En lisière de forêt, cet arbrisseau couvert de fleurs jaunes c’est Cornus mas, le cornouiller mâle, famille des Cornaceae. Les fleurs, très précoces, apparaissent avant les feuilles dès mars en principe, mais il n’y a plus de saisons. En s’ouvrant, le bourgeon dévoile une petite ombelle d’une dizaine de minuscules fleurs jaunes. Le fruit est comestible mais ce n’est pas pour tout de suite.

En sous-bois, de superbes hellébores, Helleborus foetidus. Acclimatée dans les jardins, on l’appelle la rose de Noël car elle fleurit en hiver. Les feuilles ont une forme très particulière, dite « peltée ». Elle a été utilisée comme plante médicinale (« purgez-vous avec 4 grains d’hellébore », dit le lièvre à la tortue de la Fontaine), mais en fait elle est vraiment toxique, comme toutes les Ranunculaceae!

Autre arbrisseau typique des sous-bois, le laurier des bois, Daphne laureola, famille des Thymelaeaceae. Il a une drôle de silhouette avec ses feuilles groupées en haut de la tige nue. Les fleurs en forme de tube, à quatre lobes, sont plutôt discrètes.

La mercuriale vivace, Mercurialis perennis, Euphorbiaceae, affectionne aussi les sous-bois. Elle a des feuilles opposées, d’un vert luisant, finement dentées. Ses fleurs sont très discrètes également.

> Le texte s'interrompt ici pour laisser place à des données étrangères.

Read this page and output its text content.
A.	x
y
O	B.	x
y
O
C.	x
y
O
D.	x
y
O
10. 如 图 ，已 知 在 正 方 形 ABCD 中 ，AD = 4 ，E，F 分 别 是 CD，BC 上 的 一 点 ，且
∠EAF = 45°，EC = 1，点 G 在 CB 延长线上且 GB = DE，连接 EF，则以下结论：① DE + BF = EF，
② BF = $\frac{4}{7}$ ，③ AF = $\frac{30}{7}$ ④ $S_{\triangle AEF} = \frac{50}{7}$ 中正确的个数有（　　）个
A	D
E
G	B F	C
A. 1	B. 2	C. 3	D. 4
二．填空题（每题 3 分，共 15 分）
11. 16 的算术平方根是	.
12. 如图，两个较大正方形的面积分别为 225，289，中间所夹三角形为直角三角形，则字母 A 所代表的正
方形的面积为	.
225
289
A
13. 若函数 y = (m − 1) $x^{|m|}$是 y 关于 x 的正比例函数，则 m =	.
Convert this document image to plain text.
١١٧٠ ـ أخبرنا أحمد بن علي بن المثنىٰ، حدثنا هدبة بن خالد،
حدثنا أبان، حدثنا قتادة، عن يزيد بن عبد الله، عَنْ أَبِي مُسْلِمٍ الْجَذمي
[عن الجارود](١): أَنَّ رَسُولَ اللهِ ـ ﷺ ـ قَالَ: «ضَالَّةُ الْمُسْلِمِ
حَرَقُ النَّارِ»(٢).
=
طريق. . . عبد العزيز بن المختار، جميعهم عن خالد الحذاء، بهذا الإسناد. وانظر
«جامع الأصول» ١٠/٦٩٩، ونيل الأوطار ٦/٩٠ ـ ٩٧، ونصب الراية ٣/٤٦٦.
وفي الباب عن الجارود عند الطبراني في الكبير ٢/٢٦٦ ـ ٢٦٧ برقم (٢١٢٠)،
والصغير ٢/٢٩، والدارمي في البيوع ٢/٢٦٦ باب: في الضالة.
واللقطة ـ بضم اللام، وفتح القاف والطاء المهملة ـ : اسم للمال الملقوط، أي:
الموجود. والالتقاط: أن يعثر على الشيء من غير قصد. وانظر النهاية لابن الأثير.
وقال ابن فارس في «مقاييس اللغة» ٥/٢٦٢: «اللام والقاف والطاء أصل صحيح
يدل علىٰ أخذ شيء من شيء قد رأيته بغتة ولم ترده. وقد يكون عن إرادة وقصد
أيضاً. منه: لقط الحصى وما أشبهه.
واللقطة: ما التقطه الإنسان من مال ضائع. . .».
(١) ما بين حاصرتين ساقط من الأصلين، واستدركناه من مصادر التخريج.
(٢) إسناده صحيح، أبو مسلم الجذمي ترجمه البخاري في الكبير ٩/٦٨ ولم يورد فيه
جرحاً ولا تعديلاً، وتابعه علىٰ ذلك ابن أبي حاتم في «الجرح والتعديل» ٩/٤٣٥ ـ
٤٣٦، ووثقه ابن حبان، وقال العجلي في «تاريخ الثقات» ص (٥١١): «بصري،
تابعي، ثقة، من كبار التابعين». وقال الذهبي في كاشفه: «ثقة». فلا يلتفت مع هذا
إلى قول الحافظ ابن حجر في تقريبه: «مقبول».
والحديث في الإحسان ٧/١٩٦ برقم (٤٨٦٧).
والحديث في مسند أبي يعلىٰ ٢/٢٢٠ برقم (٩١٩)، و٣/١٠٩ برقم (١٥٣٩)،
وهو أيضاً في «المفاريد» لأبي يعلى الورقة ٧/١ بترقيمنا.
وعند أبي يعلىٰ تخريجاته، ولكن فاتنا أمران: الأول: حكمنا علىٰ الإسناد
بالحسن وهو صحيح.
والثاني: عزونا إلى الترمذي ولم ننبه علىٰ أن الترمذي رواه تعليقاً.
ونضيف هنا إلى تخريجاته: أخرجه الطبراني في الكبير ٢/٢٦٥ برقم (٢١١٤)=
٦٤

Pour finir, cette toute toute petite plante (5 cm pas plus) n’est pas une plante de sous-bois mais au contraire de plein soleil, rencontrée au milieu du chemin du retour. C’est une Brassicaceae, Draba verna, var praecox ou Drave printanière. Elle fait un joli tapis pointilliste en tout début de saison, mais il faut reconnaître que l’objectif macro n’est pas de trop pour en apprécier la délicate beauté.

Un avis sur « Commissey 24 Février 2021 »

  1. Je confirme : la confiture de cornouille, c’est… délicieux. Presque divin, si je puis dire. Normal, je me régale de celle des cisterciennes de Boulaur.
    L’hellébore, je ne tenterai pas…
    Merci pour le post, toujours aussi passionnant.